Dono de uma pena singular, Neno Vasco se fez notar no campo editorial anarquista tanto pelo rigor analítico quanto pela beleza artística que seus textos revelavam. Transitando entre diferentes gêneros literários, tais como o ensaio, a crônica, o conto, a poesia e a dramaturgia, o autor redimensiona as fronteiras entre estética e política. Sob sua pena, o texto sempre conta com um conteúdo que busca desenvolver uma tese para persuadir o público operário. No entanto, este conteúdo não se impõe a ponto de apagar sua forma, transformando o texto literário em propaganda dirigida. Sua preocupação com o estilo mostra que o autor visava igualmente sensibilizar o público operário.

O intuito de persuadir por meio do cultivo do intelecto e sensibilizar por meio do refinamento dos sentidos, leva Neno Vasco a conceber a formação sindical a partir de uma perspectiva mais ampla. Não se tratava em sua opinião de conferir aos sindicatos funções estranhas à luta econômica, mas sim de empregar meios de potencializar a luta cultural. Os sindicatos deveriam assim e na medida de suas possibilidades, contar com salas para assembleias, bibliotecas, conferências, concertos e espetáculos onde os trabalhadores e trabalhadoras teriam acesso à literatura, música, teatro  e arte declamatória, produzida pelos seus próprios companheiros e companheiras.

Na contramão das posições hegemônicas de cultura operária de sua época, o autor entendia que a arte tinha uma função análoga à da propaganda. Mesmo sem se confundir com a última, a primeira desde que posta ao alcance do povo trabalhador colaborava para o processo revolucionário, uma vez que

“Comovendo-nos, aperfeiçoando-nos o sentimento, ela torna-nos mais sensíveis e sociáveis, criando novas necessidades superiores, delicados e finos sucedâneos dos prazeres brutais e animalescos, fomenta a revolta contra uma organização social em que essas necessidades não são amplamente satisfeitas”. [2]

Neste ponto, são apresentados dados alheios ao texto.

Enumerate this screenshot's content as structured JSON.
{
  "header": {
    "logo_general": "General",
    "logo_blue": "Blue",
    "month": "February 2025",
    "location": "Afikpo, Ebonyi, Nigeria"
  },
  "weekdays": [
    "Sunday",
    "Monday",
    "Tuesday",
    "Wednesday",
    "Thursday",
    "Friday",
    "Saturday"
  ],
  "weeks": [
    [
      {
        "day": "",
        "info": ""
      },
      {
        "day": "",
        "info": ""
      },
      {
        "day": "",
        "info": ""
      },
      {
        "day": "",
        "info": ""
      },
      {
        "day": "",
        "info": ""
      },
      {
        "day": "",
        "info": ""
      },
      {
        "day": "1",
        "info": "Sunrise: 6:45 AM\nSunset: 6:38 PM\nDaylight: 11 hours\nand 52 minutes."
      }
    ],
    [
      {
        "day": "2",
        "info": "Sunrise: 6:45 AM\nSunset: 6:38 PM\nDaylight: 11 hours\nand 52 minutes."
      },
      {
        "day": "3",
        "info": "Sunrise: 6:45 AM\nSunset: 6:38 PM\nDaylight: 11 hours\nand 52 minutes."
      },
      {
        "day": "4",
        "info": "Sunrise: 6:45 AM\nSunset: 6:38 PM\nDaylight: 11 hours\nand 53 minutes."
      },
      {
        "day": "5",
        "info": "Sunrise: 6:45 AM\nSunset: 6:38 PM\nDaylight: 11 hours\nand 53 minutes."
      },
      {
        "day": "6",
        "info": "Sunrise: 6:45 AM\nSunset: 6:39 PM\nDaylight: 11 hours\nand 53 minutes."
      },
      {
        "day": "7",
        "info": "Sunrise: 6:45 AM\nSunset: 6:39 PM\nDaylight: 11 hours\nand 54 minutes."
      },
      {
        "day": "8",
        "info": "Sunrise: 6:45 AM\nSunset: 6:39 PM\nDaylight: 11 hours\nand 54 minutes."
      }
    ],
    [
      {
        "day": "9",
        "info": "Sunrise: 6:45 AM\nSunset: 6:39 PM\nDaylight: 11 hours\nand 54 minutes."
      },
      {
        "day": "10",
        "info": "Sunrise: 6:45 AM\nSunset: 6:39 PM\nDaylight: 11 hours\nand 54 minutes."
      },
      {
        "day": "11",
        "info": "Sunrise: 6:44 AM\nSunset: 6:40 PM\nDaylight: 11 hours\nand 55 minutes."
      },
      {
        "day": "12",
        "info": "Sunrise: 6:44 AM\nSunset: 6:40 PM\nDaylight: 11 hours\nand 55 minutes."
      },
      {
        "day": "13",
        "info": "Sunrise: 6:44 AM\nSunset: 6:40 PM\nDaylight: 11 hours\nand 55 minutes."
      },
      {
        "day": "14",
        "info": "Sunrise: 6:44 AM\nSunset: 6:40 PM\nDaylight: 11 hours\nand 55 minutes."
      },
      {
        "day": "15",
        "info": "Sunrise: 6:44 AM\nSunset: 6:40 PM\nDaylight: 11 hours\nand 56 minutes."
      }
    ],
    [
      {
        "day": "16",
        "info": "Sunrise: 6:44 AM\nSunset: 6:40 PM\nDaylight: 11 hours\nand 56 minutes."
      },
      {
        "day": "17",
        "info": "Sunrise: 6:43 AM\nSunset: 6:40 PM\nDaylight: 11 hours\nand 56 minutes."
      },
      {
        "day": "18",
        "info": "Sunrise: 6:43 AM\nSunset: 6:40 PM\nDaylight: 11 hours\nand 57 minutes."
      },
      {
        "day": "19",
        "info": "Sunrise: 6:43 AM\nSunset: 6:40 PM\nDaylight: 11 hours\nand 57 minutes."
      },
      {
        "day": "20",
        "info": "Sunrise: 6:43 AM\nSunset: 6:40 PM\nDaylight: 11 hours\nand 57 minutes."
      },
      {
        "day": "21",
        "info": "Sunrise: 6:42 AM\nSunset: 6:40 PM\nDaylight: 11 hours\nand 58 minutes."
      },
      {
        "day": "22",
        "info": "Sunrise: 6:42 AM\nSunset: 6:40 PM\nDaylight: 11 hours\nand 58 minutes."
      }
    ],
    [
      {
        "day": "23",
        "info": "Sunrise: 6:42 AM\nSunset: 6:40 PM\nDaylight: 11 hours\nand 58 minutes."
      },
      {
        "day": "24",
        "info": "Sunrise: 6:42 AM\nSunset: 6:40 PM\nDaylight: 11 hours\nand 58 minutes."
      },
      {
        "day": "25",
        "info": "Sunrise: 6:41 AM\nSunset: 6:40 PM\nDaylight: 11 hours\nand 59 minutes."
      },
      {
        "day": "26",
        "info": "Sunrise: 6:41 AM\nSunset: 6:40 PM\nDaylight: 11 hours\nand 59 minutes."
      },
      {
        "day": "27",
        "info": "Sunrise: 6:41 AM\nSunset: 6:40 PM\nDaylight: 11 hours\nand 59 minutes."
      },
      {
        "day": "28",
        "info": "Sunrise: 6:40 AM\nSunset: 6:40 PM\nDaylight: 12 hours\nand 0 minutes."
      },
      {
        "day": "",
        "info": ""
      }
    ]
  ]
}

As estratégias estético-políticas de Neno Vasco podem ser evidenciadas no texto teatral A Greve de Inquilinos, que foi originalmente publicada em 1923 pela editora portuguesa A Batalha e agora republicada pelas editoras brasileiras Ambiente Arejado e Entremares, em 2018. Testemunho indelével do esforço do autor para contribuir na luta por um mundo mais livre, igualitário e porque não belo, este documento histórico nos ajuda a melhor compreender o que foi a cultura operária luso-brasileira, da qual Neno Vasco foi, sem sombra de dúvidas, um dos amantes mais apaixonados.


[1] PELLOUTIER, Fernand apud VASCO, Neno. Concepção Anarquista do Sindicalismo. Porto: Afrontamento, 1984,p.80.

[2] VASCO, Neno. Octave Mirbeau. A Sementeira, Lisboa. 12/05/1917.